Couverture de l'ouvrage Humanities Data in R, Springer

Taylor Arnold drew up a historical picture of the data exploratory analysis stream by identifying the major actors of the field. Then he underlined the turn represented by the development of S, S+ and finally R in the extension of data exploratory analysis. In the end, he demonstrated more precisely the contribution of this type of analysis to digital humanities through the example of textual analysis and CoreNLP package.
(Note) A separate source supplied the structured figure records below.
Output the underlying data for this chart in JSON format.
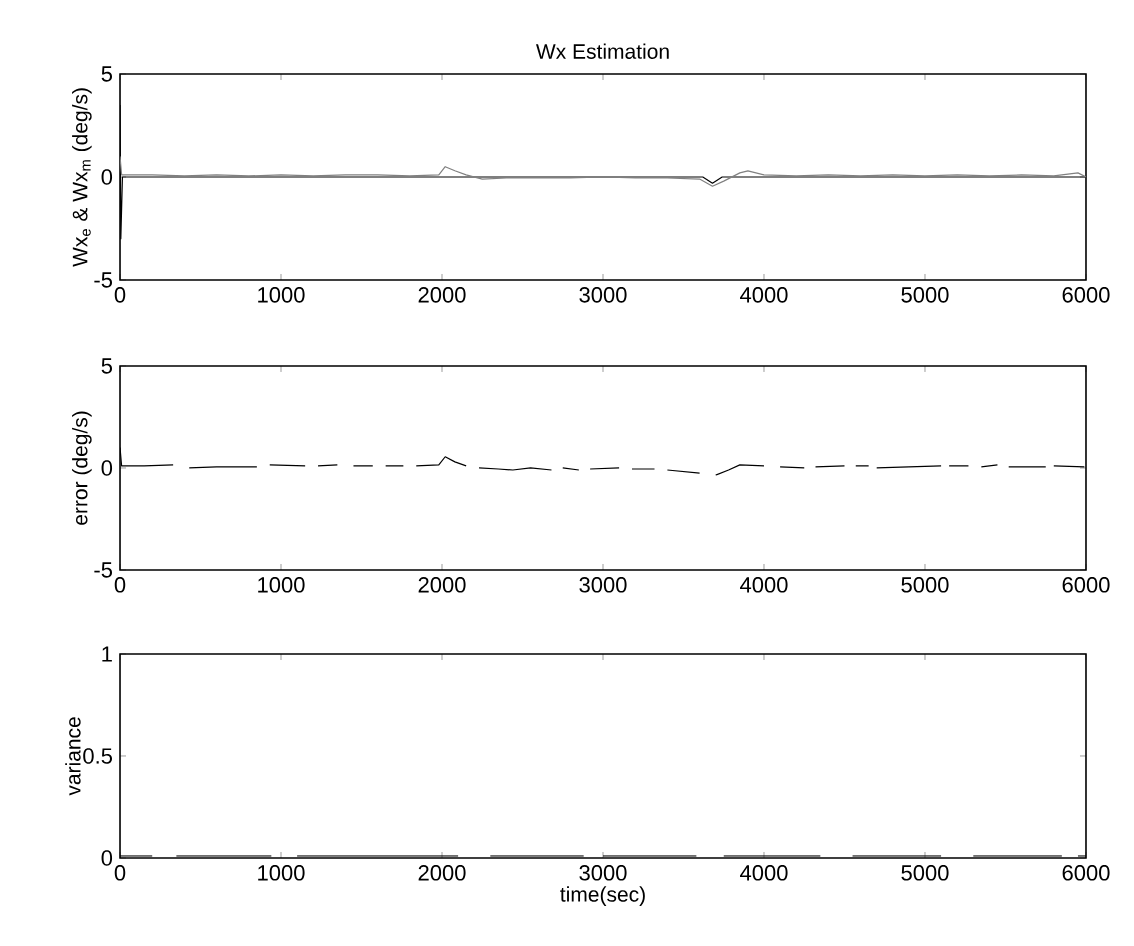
{
  "chart_data": [
    {
      "type": "line",
      "title": "Wx Estimation",
      "ylabel": "Wx$_{e}$ & Wx$_{m}$ (deg/s)",
      "xlim": [
        0,
        6000
      ],
      "ylim": [
        -5,
        5
      ],
      "xticks": [
        0,
        1000,
        2000,
        3000,
        4000,
        5000,
        6000
      ],
      "yticks": [
        -5,
        0,
        5
      ],
      "series": [
        {
          "color": "#000000",
          "x": [
            0,
            5,
            15,
            1000,
            2000,
            3000,
            3620,
            3680,
            3740,
            4000,
            5000,
            6000
          ],
          "values": [
            3.5,
            -3,
            0,
            0,
            0,
            0,
            0,
            -0.3,
            0,
            0,
            0,
            0
          ]
        },
        {
          "color": "#808080",
          "x": [
            0,
            10,
            200,
            400,
            600,
            800,
            1000,
            1200,
            1400,
            1600,
            1800,
            1980,
            2020,
            2080,
            2150,
            2250,
            2400,
            2600,
            2800,
            3000,
            3200,
            3400,
            3600,
            3680,
            3750,
            3850,
            3900,
            4000,
            4200,
            4400,
            4600,
            4800,
            5000,
            5200,
            5400,
            5600,
            5800,
            5950,
            6000
          ],
          "values": [
            1,
            0.1,
            0.1,
            0.05,
            0.1,
            0.05,
            0.1,
            0.05,
            0.1,
            0.1,
            0.05,
            0.1,
            0.5,
            0.3,
            0.1,
            -0.1,
            -0.05,
            -0.05,
            -0.05,
            0,
            -0.05,
            -0.05,
            -0.1,
            -0.45,
            -0.2,
            0.2,
            0.3,
            0.1,
            0.05,
            0.1,
            0.05,
            0.1,
            0.05,
            0.1,
            0.05,
            0.1,
            0.05,
            0.2,
            0
          ]
        }
      ]
    },
    {
      "type": "line",
      "ylabel": "error (deg/s)",
      "xlim": [
        0,
        6000
      ],
      "ylim": [
        -5,
        5
      ],
      "xticks": [
        0,
        1000,
        2000,
        3000,
        4000,
        5000,
        6000
      ],
      "yticks": [
        -5,
        0,
        5
      ],
      "series": [
        {
          "color": "#000000",
          "x": [
            0,
            10,
            150,
            330,
            380,
            430,
            600,
            850,
            880,
            930,
            1150,
            1180,
            1230,
            1350,
            1400,
            1450,
            1570,
            1610,
            1650,
            1760,
            1800,
            1840,
            1980,
            2020,
            2080,
            2150,
            2190,
            2230,
            2350,
            2440,
            2550,
            2680,
            2710,
            2750,
            2850,
            2880,
            2920,
            3100,
            3140,
            3180,
            3320,
            3350,
            3400,
            3600,
            3640,
            3700,
            3780,
            3850,
            4000,
            4080,
            4100,
            4250,
            4280,
            4320,
            4500,
            4520,
            4570,
            4650,
            4670,
            4700,
            5100,
            5130,
            5150,
            5270,
            5300,
            5350,
            5450,
            5480,
            5520,
            5750,
            5780,
            5800,
            5990
          ],
          "values": [
            1.0,
            0.1,
            0.1,
            0.15,
            null,
            0.0,
            0.05,
            0.05,
            null,
            0.15,
            0.1,
            null,
            0.1,
            0.15,
            null,
            0.1,
            0.1,
            null,
            0.1,
            0.1,
            null,
            0.1,
            0.15,
            0.55,
            0.3,
            0.1,
            null,
            0.0,
            -0.05,
            -0.1,
            0.0,
            -0.1,
            null,
            0.0,
            -0.1,
            null,
            -0.05,
            0.0,
            null,
            -0.05,
            -0.05,
            null,
            -0.1,
            -0.25,
            null,
            -0.35,
            -0.1,
            0.15,
            0.1,
            null,
            0.05,
            0.0,
            null,
            0.05,
            0.1,
            null,
            0.1,
            0.1,
            null,
            0.0,
            0.1,
            null,
            0.1,
            0.1,
            null,
            0.05,
            0.15,
            null,
            0.05,
            0.05,
            null,
            0.1,
            0.05
          ]
        }
      ]
    },
    {
      "type": "line",
      "ylabel": "variance",
      "xlabel": "time(sec)",
      "xlim": [
        0,
        6000
      ],
      "ylim": [
        0,
        1
      ],
      "xticks": [
        0,
        1000,
        2000,
        3000,
        4000,
        5000,
        6000
      ],
      "yticks": [
        0,
        0.5,
        1
      ],
      "series": [
        {
          "color": "#000000",
          "x": [
            0,
            200,
            250,
            350,
            940,
            1000,
            1100,
            2100,
            2200,
            2300,
            2880,
            2940,
            3000,
            3580,
            3650,
            3750,
            4350,
            4450,
            4550,
            5100,
            5200,
            5300,
            5850,
            5900,
            5950,
            6000
          ],
          "values": [
            0.01,
            0.01,
            null,
            0.01,
            0.01,
            null,
            0.01,
            0.01,
            null,
            0.01,
            0.01,
            null,
            0.01,
            0.01,
            null,
            0.01,
            0.01,
            null,
            0.01,
            0.01,
            null,
            0.01,
            0.01,
            null,
            0.01,
            0.01
          ]
        }
      ]
    }
  ]
}
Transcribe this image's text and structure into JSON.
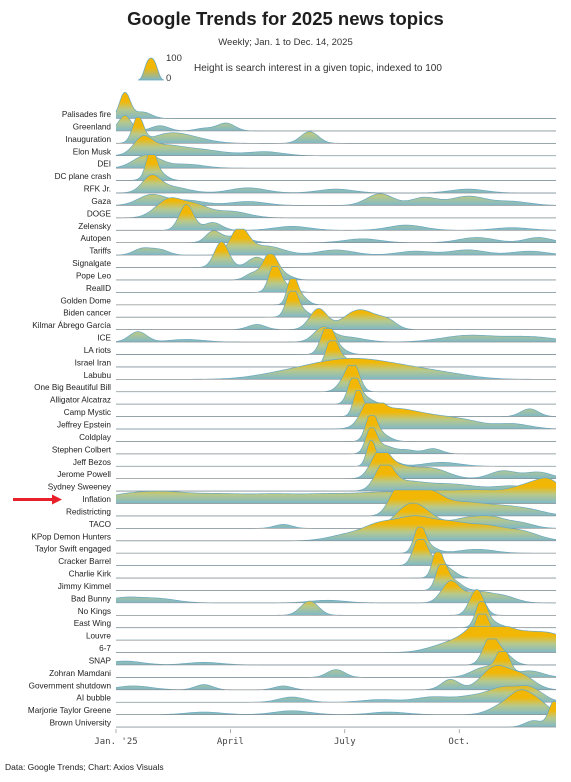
{
  "title": "Google Trends for 2025 news topics",
  "subtitle": "Weekly; Jan. 1 to Dec. 14, 2025",
  "legend": {
    "max_label": "100",
    "min_label": "0",
    "description": "Height is search interest in a given topic, indexed to 100"
  },
  "source": "Data: Google Trends; Chart: Axios Visuals",
  "colors": {
    "peak": "#f2b705",
    "base": "#7fb8c9",
    "outline": "#6aa8bf",
    "arrow": "#e8202a"
  },
  "chart_data": {
    "type": "ridgeline",
    "title": "Google Trends for 2025 news topics",
    "subtitle": "Weekly; Jan. 1 to Dec. 14, 2025",
    "x_axis": {
      "min": 0,
      "max": 50,
      "unit": "weeks since Jan. 1, 2025",
      "ticks": [
        {
          "x": 0,
          "label": "Jan. '25"
        },
        {
          "x": 13,
          "label": "April"
        },
        {
          "x": 26,
          "label": "July"
        },
        {
          "x": 39,
          "label": "Oct."
        }
      ]
    },
    "y_axis": {
      "min": 0,
      "max": 100,
      "label": "Search interest"
    },
    "highlighted_series": "Inflation",
    "series": [
      {
        "name": "Palisades fire",
        "peaks": [
          [
            1,
            100,
            0.6
          ],
          [
            3,
            25,
            1
          ]
        ]
      },
      {
        "name": "Greenland",
        "peaks": [
          [
            1,
            60,
            0.7
          ],
          [
            5,
            20,
            1
          ],
          [
            10,
            10,
            1
          ],
          [
            12.5,
            30,
            1
          ]
        ]
      },
      {
        "name": "Inauguration",
        "peaks": [
          [
            2.5,
            100,
            0.6
          ],
          [
            6,
            35,
            2
          ],
          [
            9,
            15,
            2
          ],
          [
            22,
            45,
            1
          ]
        ]
      },
      {
        "name": "Elon Musk",
        "peaks": [
          [
            3,
            55,
            1
          ],
          [
            5,
            30,
            2
          ],
          [
            9,
            25,
            3
          ],
          [
            17,
            15,
            2
          ]
        ]
      },
      {
        "name": "DEI",
        "peaks": [
          [
            3.5,
            50,
            1.5
          ],
          [
            8,
            15,
            2
          ]
        ]
      },
      {
        "name": "DC plane crash",
        "peaks": [
          [
            4,
            100,
            0.5
          ],
          [
            4.5,
            40,
            1
          ]
        ]
      },
      {
        "name": "RFK Jr.",
        "peaks": [
          [
            4,
            55,
            1
          ],
          [
            6,
            25,
            2
          ],
          [
            15,
            20,
            2
          ],
          [
            25,
            15,
            2
          ],
          [
            40,
            15,
            2
          ]
        ]
      },
      {
        "name": "Gaza",
        "peaks": [
          [
            4,
            40,
            1.5
          ],
          [
            8,
            20,
            2
          ],
          [
            15,
            15,
            2
          ],
          [
            30,
            45,
            1.5
          ],
          [
            35,
            30,
            1.5
          ],
          [
            40,
            35,
            2
          ],
          [
            45,
            15,
            2
          ]
        ]
      },
      {
        "name": "DOGE",
        "peaks": [
          [
            6,
            70,
            1.5
          ],
          [
            9,
            45,
            1.5
          ],
          [
            13,
            25,
            2
          ]
        ]
      },
      {
        "name": "Zelensky",
        "peaks": [
          [
            8,
            100,
            0.8
          ],
          [
            11,
            30,
            1
          ],
          [
            20,
            15,
            2
          ],
          [
            33,
            20,
            2
          ],
          [
            45,
            10,
            2
          ]
        ]
      },
      {
        "name": "Autopen",
        "peaks": [
          [
            11,
            40,
            0.8
          ],
          [
            13.5,
            25,
            1.5
          ],
          [
            28,
            15,
            2
          ],
          [
            41,
            20,
            2
          ],
          [
            48,
            20,
            1.5
          ]
        ]
      },
      {
        "name": "Tariffs",
        "peaks": [
          [
            3,
            25,
            1
          ],
          [
            5,
            20,
            1
          ],
          [
            14,
            100,
            1
          ],
          [
            17,
            35,
            2
          ],
          [
            25,
            20,
            2
          ],
          [
            34,
            15,
            2
          ],
          [
            40,
            20,
            2
          ],
          [
            47,
            15,
            2
          ]
        ]
      },
      {
        "name": "Signalgate",
        "peaks": [
          [
            12,
            100,
            0.8
          ],
          [
            16,
            40,
            1
          ]
        ]
      },
      {
        "name": "Pope Leo",
        "peaks": [
          [
            17.5,
            100,
            0.8
          ],
          [
            15.5,
            25,
            0.8
          ],
          [
            19,
            20,
            1
          ]
        ]
      },
      {
        "name": "RealID",
        "peaks": [
          [
            18,
            100,
            0.6
          ],
          [
            19,
            30,
            1
          ]
        ]
      },
      {
        "name": "Golden Dome",
        "peaks": [
          [
            20,
            100,
            0.5
          ],
          [
            20.8,
            40,
            0.8
          ]
        ]
      },
      {
        "name": "Biden cancer",
        "peaks": [
          [
            20,
            100,
            0.6
          ],
          [
            20.8,
            30,
            1
          ]
        ]
      },
      {
        "name": "Kilmar Ábrego García",
        "peaks": [
          [
            16,
            20,
            1
          ],
          [
            23,
            80,
            1
          ],
          [
            27,
            55,
            1.5
          ],
          [
            29,
            40,
            1.5
          ],
          [
            31,
            25,
            1
          ]
        ]
      },
      {
        "name": "ICE",
        "peaks": [
          [
            2.5,
            40,
            1
          ],
          [
            8,
            10,
            2
          ],
          [
            23.5,
            50,
            1
          ],
          [
            26,
            20,
            2
          ],
          [
            40,
            25,
            3
          ],
          [
            47,
            20,
            3
          ]
        ]
      },
      {
        "name": "LA riots",
        "peaks": [
          [
            24,
            100,
            0.7
          ],
          [
            25,
            30,
            1
          ]
        ]
      },
      {
        "name": "Israel Iran",
        "peaks": [
          [
            24.5,
            100,
            0.6
          ],
          [
            25.5,
            40,
            1
          ]
        ]
      },
      {
        "name": "Labubu",
        "peaks": [
          [
            18,
            15,
            3
          ],
          [
            22,
            30,
            3
          ],
          [
            26,
            50,
            3
          ],
          [
            30,
            40,
            3
          ],
          [
            34,
            25,
            3
          ],
          [
            38,
            15,
            3
          ]
        ]
      },
      {
        "name": "One Big Beautiful Bill",
        "peaks": [
          [
            27,
            100,
            0.7
          ],
          [
            26,
            40,
            0.8
          ]
        ]
      },
      {
        "name": "Alligator Alcatraz",
        "peaks": [
          [
            27,
            100,
            0.6
          ],
          [
            28,
            30,
            1
          ]
        ]
      },
      {
        "name": "Camp Mystic",
        "peaks": [
          [
            27.5,
            100,
            0.5
          ],
          [
            28.5,
            25,
            1
          ],
          [
            47,
            30,
            1
          ]
        ]
      },
      {
        "name": "Jeffrey Epstein",
        "peaks": [
          [
            29,
            100,
            1
          ],
          [
            31,
            60,
            2
          ],
          [
            34,
            40,
            2
          ],
          [
            37,
            30,
            2
          ],
          [
            40,
            25,
            2
          ],
          [
            45,
            20,
            2
          ]
        ]
      },
      {
        "name": "Coldplay",
        "peaks": [
          [
            29,
            100,
            0.6
          ],
          [
            30,
            30,
            1
          ]
        ]
      },
      {
        "name": "Stephen Colbert",
        "peaks": [
          [
            29,
            100,
            0.6
          ],
          [
            30.5,
            30,
            1
          ],
          [
            33,
            15,
            1
          ],
          [
            36,
            20,
            1
          ]
        ]
      },
      {
        "name": "Jeff Bezos",
        "peaks": [
          [
            29,
            100,
            0.5
          ],
          [
            31,
            25,
            1
          ],
          [
            37,
            15,
            2
          ]
        ]
      },
      {
        "name": "Jerome Powell",
        "peaks": [
          [
            30,
            100,
            1
          ],
          [
            32,
            45,
            1.5
          ],
          [
            35,
            30,
            1.5
          ],
          [
            37,
            20,
            1.5
          ],
          [
            44,
            30,
            1.5
          ],
          [
            48,
            25,
            1.5
          ]
        ]
      },
      {
        "name": "Sydney Sweeney",
        "peaks": [
          [
            30.5,
            100,
            1
          ],
          [
            33,
            35,
            2
          ],
          [
            37,
            20,
            2
          ],
          [
            40,
            15,
            2
          ],
          [
            45,
            20,
            2
          ]
        ]
      },
      {
        "name": "Inflation",
        "peaks": [
          [
            1,
            30,
            3
          ],
          [
            6,
            35,
            3
          ],
          [
            12,
            30,
            3
          ],
          [
            18,
            30,
            3
          ],
          [
            24,
            30,
            3
          ],
          [
            30,
            35,
            3
          ],
          [
            36,
            40,
            3
          ],
          [
            42,
            45,
            3
          ],
          [
            47,
            55,
            2
          ],
          [
            49.5,
            65,
            1.5
          ]
        ]
      },
      {
        "name": "Redistricting",
        "peaks": [
          [
            32,
            100,
            1
          ],
          [
            34,
            70,
            1.2
          ],
          [
            36,
            55,
            1.2
          ],
          [
            38,
            40,
            2
          ],
          [
            41,
            30,
            2
          ],
          [
            44,
            25,
            2
          ],
          [
            47,
            20,
            2
          ]
        ]
      },
      {
        "name": "TACO",
        "peaks": [
          [
            19,
            15,
            1
          ],
          [
            33,
            70,
            1.5
          ],
          [
            35,
            50,
            1.5
          ],
          [
            40,
            40,
            2
          ],
          [
            43,
            30,
            1.5
          ],
          [
            46,
            20,
            1.5
          ]
        ]
      },
      {
        "name": "KPop Demon Hunters",
        "peaks": [
          [
            26,
            20,
            2
          ],
          [
            30,
            60,
            2
          ],
          [
            34,
            80,
            2
          ],
          [
            38,
            60,
            2
          ],
          [
            42,
            50,
            2
          ],
          [
            46,
            35,
            2
          ]
        ]
      },
      {
        "name": "Taylor Swift engaged",
        "peaks": [
          [
            34.5,
            100,
            0.6
          ],
          [
            35.5,
            25,
            1
          ],
          [
            41,
            15,
            2
          ]
        ]
      },
      {
        "name": "Cracker Barrel",
        "peaks": [
          [
            34.5,
            100,
            0.7
          ],
          [
            35.5,
            30,
            1
          ]
        ]
      },
      {
        "name": "Charlie Kirk",
        "peaks": [
          [
            36.5,
            100,
            0.5
          ],
          [
            37.5,
            40,
            1
          ]
        ]
      },
      {
        "name": "Jimmy Kimmel",
        "peaks": [
          [
            37,
            100,
            0.6
          ],
          [
            38.2,
            40,
            1
          ]
        ]
      },
      {
        "name": "Bad Bunny",
        "peaks": [
          [
            1,
            20,
            2
          ],
          [
            5,
            15,
            2
          ],
          [
            24,
            10,
            2
          ],
          [
            38,
            80,
            1
          ],
          [
            41,
            40,
            1.5
          ],
          [
            44,
            25,
            1.5
          ]
        ]
      },
      {
        "name": "No Kings",
        "peaks": [
          [
            22,
            55,
            1
          ],
          [
            41,
            100,
            0.8
          ]
        ]
      },
      {
        "name": "East Wing",
        "peaks": [
          [
            41.5,
            100,
            0.6
          ],
          [
            42.5,
            25,
            1
          ]
        ]
      },
      {
        "name": "Louvre",
        "peaks": [
          [
            41.5,
            100,
            0.7
          ],
          [
            42.5,
            30,
            1
          ]
        ]
      },
      {
        "name": "6-7",
        "peaks": [
          [
            37,
            20,
            2
          ],
          [
            40,
            45,
            2
          ],
          [
            42,
            80,
            1.5
          ],
          [
            44,
            60,
            2
          ],
          [
            47,
            45,
            2
          ],
          [
            50,
            55,
            2
          ]
        ]
      },
      {
        "name": "SNAP",
        "peaks": [
          [
            1,
            15,
            2
          ],
          [
            10,
            10,
            2
          ],
          [
            42.5,
            100,
            0.8
          ],
          [
            44,
            45,
            1
          ]
        ]
      },
      {
        "name": "Zohran Mamdani",
        "peaks": [
          [
            25,
            30,
            1
          ],
          [
            44,
            100,
            0.7
          ],
          [
            42,
            40,
            1.5
          ],
          [
            47,
            25,
            1.5
          ]
        ]
      },
      {
        "name": "Government shutdown",
        "peaks": [
          [
            2,
            15,
            2
          ],
          [
            10,
            20,
            1
          ],
          [
            19,
            15,
            1
          ],
          [
            38,
            40,
            1
          ],
          [
            43,
            85,
            1.5
          ],
          [
            46,
            55,
            1.5
          ]
        ]
      },
      {
        "name": "AI bubble",
        "peaks": [
          [
            20,
            20,
            1.5
          ],
          [
            30,
            10,
            2
          ],
          [
            36,
            20,
            2
          ],
          [
            41,
            25,
            2
          ],
          [
            44,
            45,
            1.5
          ],
          [
            47,
            55,
            1.5
          ]
        ]
      },
      {
        "name": "Marjorie Taylor Greene",
        "peaks": [
          [
            10,
            10,
            2
          ],
          [
            20,
            15,
            2
          ],
          [
            31,
            10,
            2
          ],
          [
            44,
            35,
            1.5
          ],
          [
            46,
            70,
            1.2
          ],
          [
            48,
            45,
            1.2
          ]
        ]
      },
      {
        "name": "Brown University",
        "peaks": [
          [
            47.5,
            25,
            1
          ],
          [
            49.8,
            100,
            0.6
          ]
        ]
      }
    ]
  }
}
The presentation of Marianne Guérois et Malika Madelin was an exploratory analysis of Airbnb data (scrapped by the InsideAirbnb platform. They enriched with textual analysis the work done as part of the Grandes métropoles project. Their textual analysis is based on 3 fields which are combined with location information: title and description of homes (by hosts) and comments (by guests). The issues tackled by this study are twofold. Firstly, questions are raised about the languages used in relation with the targeted customers and the emergence of communities of languages. Secondly, the "naming" of home locations (by hosts) and their description (by hosts and guests) questions the possible mismatches between written and spatial locations. From a methodological point of view, one of the main difficulties lies in the recognition of geographic places. For instance, what is "Eiffel", the proximity to the site or a view towards the tower from an apartment? Among the results, the map of words according to Parisian districts shows the hierarchy of places within the city, for example touristic areas. It also enlightens the fact that touristic areas can be cited outside of their "actual" zone. They ended their presentation questioning the words about central location and how they stretches out in the city, based on xy locations.